The Service object is another API object in Kubernetes that is connected to the Deployment by using a Label. In order to work with Service objects, using labels is really essential. Without a label in the deployment we cannot create a Service object. The service object itself through the Deployment is distributing the workload to the different Pods, and, as such, we can see the Service object as kind of a load balancer.

But how does the end user can get access? That is the Ingress job! As the name suggests, it ingress the http/s traffic only providing URL access to a Service object. Another interesting part about Ingress is that it can also be connected to multiple Service objects. That’s not very common, but it’s possible (some reason if you have a very big deployment, you want to create multiple service objects, you can put one ingress on top of it, and the ingress is providing a URL will load balance the traffic to the different services).

User -> access via ip address/target port / endpoints -> Service -> Knows Pods by Labels, acting as Load balancer -> Pod (kube-proxy exposes Pod IP)

How to expose

Imagining we have 2 Nodes, and on the worker nodes we have pods. Pod1 has 172.17.0.10 and Pod 2 on 172.17.0.11.

Then Pod 3 is on another worker node as 172.17.0.12. Now somewhere in kubernetes you create the service object and the service object is connecting to the deployments using labels.

The service object needs to connect to the pods (physically connect to the pods,) the service object does have a couple of properties.

  • Its own IP address, which is how the service object is going to be reachable
  • The targetPort which is the port at which the service object is going to address the pods
  • Endpoints which are the IP addresses of the Pods themselves. But then the service object comes to the physical nodes, and what’s going to happen there? On the physical nodes there is kube-proxy. And kube-proxy communicates to iptables and creates forwarding rules to communicate to the endpoint IP addresses.

kube-proxy is a component that will run on all of the physical nodes to communicate to iptables and make sure that the endpoint IP addresses can be reached, and the service object addresses all of these and makes it kind of virtual load balancer. And as such the service object will make sure that traffic is being directed to one of the boxes.

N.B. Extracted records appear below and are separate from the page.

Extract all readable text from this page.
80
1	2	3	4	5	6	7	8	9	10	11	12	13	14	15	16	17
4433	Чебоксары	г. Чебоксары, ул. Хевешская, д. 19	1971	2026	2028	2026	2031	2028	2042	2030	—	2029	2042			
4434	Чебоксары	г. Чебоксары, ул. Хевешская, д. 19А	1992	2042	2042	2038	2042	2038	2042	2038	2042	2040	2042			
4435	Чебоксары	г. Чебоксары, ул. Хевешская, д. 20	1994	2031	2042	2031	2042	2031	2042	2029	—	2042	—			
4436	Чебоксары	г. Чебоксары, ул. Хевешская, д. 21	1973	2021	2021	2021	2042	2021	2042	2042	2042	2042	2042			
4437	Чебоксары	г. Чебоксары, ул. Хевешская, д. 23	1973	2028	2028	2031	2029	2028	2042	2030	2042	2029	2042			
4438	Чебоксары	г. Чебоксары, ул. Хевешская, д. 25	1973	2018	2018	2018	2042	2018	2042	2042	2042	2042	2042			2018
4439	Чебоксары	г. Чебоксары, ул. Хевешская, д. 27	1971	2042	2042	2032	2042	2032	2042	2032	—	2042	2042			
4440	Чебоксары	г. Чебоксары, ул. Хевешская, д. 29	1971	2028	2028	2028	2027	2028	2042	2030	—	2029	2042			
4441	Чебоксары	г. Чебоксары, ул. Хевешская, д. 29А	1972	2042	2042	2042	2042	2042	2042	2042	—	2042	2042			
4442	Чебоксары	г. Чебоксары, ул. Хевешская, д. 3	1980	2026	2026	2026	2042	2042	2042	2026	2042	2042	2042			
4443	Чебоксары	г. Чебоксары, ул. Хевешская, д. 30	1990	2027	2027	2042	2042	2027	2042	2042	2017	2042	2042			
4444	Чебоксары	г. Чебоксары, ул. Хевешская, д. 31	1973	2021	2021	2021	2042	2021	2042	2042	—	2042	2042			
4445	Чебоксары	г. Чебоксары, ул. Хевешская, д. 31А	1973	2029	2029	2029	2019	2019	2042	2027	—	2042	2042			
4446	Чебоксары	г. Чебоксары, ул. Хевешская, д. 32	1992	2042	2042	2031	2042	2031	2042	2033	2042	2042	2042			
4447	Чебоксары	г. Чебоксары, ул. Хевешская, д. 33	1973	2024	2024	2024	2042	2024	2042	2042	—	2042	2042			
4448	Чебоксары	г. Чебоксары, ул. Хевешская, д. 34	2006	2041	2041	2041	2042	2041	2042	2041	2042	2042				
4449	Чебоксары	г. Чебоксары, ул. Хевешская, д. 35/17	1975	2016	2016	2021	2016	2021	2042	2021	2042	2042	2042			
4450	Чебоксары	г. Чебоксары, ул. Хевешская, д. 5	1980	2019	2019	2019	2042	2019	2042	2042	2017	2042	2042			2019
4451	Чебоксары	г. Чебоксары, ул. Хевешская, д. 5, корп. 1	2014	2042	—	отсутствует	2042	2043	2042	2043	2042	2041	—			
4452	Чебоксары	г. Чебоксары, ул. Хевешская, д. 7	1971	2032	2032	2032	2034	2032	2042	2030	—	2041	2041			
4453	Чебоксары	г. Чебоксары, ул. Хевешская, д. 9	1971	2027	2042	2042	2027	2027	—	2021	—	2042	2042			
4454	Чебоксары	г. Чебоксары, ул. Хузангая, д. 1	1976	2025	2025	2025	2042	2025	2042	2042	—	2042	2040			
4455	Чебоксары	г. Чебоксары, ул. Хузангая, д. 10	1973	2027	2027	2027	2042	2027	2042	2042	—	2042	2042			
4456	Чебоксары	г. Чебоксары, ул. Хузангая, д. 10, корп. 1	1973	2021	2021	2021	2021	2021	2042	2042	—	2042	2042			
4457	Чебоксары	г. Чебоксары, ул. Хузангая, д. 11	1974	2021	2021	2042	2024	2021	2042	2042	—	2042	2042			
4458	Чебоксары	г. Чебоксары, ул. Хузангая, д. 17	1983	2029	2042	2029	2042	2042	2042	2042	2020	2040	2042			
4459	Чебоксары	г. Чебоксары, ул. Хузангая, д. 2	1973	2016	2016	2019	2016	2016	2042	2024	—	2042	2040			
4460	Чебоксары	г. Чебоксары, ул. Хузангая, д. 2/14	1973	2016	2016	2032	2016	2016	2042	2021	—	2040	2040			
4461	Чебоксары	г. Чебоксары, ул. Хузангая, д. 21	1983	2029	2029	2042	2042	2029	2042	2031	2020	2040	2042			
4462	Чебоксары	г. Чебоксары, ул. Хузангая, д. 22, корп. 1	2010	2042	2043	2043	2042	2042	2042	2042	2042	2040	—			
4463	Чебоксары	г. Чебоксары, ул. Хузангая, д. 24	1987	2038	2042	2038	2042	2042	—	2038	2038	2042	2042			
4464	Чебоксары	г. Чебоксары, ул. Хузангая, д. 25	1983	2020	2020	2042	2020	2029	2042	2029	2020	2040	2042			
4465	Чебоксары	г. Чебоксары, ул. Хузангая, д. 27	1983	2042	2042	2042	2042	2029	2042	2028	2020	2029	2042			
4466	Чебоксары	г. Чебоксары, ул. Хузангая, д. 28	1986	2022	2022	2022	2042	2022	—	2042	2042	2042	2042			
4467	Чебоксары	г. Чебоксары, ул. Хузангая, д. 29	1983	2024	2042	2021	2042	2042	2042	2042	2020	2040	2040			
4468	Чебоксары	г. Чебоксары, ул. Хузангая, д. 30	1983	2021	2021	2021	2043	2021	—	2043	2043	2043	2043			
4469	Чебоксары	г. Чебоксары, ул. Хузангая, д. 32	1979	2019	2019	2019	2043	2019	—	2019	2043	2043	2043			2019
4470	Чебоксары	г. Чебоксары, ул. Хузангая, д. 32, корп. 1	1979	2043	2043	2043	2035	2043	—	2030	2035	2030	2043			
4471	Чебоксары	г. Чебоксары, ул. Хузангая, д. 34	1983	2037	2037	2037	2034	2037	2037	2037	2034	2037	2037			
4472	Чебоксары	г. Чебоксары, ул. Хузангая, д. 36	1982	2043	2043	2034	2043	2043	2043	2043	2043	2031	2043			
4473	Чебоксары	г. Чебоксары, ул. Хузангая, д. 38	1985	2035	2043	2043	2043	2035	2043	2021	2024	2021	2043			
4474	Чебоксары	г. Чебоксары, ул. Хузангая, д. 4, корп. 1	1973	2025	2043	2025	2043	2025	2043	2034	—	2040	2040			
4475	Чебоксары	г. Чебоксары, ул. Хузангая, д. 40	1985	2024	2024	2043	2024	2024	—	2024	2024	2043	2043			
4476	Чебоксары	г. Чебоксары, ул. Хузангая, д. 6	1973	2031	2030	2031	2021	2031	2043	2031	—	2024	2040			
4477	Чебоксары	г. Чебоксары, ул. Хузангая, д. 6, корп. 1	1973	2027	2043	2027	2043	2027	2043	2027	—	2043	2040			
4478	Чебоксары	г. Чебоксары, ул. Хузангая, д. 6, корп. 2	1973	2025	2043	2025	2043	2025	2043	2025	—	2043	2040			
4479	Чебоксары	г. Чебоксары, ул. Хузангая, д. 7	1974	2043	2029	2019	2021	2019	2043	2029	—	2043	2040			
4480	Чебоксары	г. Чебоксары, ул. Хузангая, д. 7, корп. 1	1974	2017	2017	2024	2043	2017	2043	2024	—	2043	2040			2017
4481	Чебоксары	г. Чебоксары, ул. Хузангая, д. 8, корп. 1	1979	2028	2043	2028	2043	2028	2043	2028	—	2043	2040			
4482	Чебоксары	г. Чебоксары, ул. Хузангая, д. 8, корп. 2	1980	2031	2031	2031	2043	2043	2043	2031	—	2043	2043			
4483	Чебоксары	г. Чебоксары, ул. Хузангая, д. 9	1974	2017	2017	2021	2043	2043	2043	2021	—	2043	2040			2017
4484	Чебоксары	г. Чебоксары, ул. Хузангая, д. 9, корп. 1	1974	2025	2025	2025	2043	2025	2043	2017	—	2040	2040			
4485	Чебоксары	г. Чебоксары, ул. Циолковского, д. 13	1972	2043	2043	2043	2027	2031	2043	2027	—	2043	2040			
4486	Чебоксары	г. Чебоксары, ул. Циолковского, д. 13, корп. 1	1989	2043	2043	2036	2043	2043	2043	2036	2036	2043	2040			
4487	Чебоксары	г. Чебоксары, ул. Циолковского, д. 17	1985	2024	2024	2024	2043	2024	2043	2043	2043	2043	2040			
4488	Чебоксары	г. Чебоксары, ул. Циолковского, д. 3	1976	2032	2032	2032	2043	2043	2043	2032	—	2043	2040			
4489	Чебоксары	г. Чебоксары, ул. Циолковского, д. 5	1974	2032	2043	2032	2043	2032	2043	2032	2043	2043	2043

When working with services, we should know that there are different services types. And these types make it possible to work with services according to the needs of different environments.

  • ClusterIP is the default type, and in ClusterIP the service will get an IP address that is in the ClusterIP address range. That’s useful, but the ClusterIP address range is typically is internally accessible only. A load balancer in front of it might be needed if we want to access the services that is using ClusterIP.

  • NodePort allocates specific node ports, which needs to be open on a firewall. It means that on all the worker nodes in the cluster will be exposed and that is providing access to your service (Need to configure some port forwarding we you want to expose NodePort services to your external users).

  • LoadBalancer is a service type that’s currently only implemented in public cloud. And that’s very convenient because a LoadBalancer will give an external IP address. An IP address that is reachable by external users directly, and LoadBalancer service type will load balance the workload between the different pods that are involved.

So ClusterIP and NodePort are also load balancing between the different pods that are involved. But the difference in the LoadBalancer we get a public IP address automatically.

  • ExternalName is the object that works on DNS names and the redirection is happening at a DNS level. At last, there’s the service without the selector. We can use that for direct connection which are based on IP and port without an endpoint. And that’s useful for connections to databases or between namespaces. It’s a less common service type.